17-year-old pleads guilty to Rye Day-related gun charge

Multiple people shot at Rye Day party on Syracuse’s Near West Side

Multiple people were injured after a shooting at the park on the corner at Marcellus and Wyoming streets (behind WCNY TV) at about 8:30 p.m. June 20, 2020, putting an end to a peaceful neighborhood picnic. Several people ran to the ambulance to look in before it pulled off to go to the hospital. Ellen M. Blalock

Syracuse, N.Y. — A 17-year-old boy who was initially charged with murder in the Rye Day shooting that killed one and injured nine pleaded guilty to a lesser charge Wednesday.

Lamar Cepada pleaded guilty to second-degree criminal possession of a weapon, a charge that could carry a sentence of eight years in state prison.

Judge Thomas J. Miller will have to decide whether Cepada will be granted youthful offender status, which would seal Cepada’s conviction.

Cepada was one of 10 people charged in the incident and became the seventh to plead guilty.

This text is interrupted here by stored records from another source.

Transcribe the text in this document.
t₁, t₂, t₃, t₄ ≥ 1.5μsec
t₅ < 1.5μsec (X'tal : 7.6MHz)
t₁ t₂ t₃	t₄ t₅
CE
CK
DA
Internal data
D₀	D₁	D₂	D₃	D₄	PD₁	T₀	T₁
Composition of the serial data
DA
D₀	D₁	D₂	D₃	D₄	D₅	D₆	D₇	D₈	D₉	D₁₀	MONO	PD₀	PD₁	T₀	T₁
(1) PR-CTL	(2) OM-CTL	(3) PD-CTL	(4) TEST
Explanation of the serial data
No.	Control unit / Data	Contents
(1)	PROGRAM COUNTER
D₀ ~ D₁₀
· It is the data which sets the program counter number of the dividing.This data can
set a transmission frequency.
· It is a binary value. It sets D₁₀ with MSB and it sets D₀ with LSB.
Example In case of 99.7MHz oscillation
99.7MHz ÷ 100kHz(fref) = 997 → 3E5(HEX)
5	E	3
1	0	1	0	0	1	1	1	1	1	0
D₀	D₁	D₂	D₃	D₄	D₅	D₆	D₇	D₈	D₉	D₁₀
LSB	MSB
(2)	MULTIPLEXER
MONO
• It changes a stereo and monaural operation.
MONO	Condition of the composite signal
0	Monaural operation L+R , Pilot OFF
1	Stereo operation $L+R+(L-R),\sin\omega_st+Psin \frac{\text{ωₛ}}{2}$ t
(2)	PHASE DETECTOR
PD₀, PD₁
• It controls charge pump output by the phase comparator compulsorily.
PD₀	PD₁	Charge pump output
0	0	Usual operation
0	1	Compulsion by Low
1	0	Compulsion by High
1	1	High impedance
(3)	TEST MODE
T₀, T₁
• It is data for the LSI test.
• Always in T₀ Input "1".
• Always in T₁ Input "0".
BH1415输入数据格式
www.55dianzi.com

Six of those charged have pleaded guilty to a lesser offense, like second-degree criminal possession of a weapon.

He is not accused of firing the bullet that killed 17-year-old Chariel Osorio.

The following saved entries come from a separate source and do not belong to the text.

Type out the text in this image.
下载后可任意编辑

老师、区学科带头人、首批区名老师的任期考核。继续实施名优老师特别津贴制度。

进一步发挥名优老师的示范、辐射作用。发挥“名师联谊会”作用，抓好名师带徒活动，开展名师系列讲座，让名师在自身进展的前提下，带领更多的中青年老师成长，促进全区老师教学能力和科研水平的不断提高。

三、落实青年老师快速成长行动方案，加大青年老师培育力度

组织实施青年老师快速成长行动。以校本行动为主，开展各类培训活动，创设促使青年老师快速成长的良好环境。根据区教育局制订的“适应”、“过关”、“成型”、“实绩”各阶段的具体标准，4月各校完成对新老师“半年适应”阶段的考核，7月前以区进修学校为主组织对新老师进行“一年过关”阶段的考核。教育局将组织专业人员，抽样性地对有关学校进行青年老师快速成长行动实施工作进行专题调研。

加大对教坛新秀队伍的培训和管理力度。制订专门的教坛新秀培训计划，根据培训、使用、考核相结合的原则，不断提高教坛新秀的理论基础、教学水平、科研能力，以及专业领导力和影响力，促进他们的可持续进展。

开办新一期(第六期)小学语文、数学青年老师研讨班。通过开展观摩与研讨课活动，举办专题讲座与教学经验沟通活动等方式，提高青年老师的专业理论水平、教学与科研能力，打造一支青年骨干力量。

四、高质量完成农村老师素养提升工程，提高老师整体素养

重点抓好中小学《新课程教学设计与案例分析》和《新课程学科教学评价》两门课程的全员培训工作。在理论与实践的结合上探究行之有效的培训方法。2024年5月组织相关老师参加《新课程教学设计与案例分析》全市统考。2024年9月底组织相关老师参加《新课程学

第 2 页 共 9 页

Devar Williams, who is reconsidering a plea deal in the case, has been accused by prosecutors of shooting Osorio when he fired his own gun in self defense.

Williams is accused of returning fire after Handsome Rice fired the first shots at Performance Park on the Near West Side at a birthday party where hundreds were gathered last June, prosecutors have said.

Williams, if he takes the plea deal, could face 17 to 21 years in state prison.

Eight were initially accused of murder despite not killing anyone. Had they gone to trial, they would’ve faced possible 25-year-to-life sentences as accomplices.

The murder charges stem from the fact that all of them are accused of firing into a crowd with hundreds of people, prosecutor Shaun Chase has said in court. A bystander dying makes them all liable for murder, he said.

The eight accused of firing at each other in June were allowed to be charged with murder under a “depraved indifference” theory. They are accused of disregarding the extreme risk of firing into a large crowd, with someone dying as a result, Miller has said.

Cepada is set to be sentenced Oct. 1.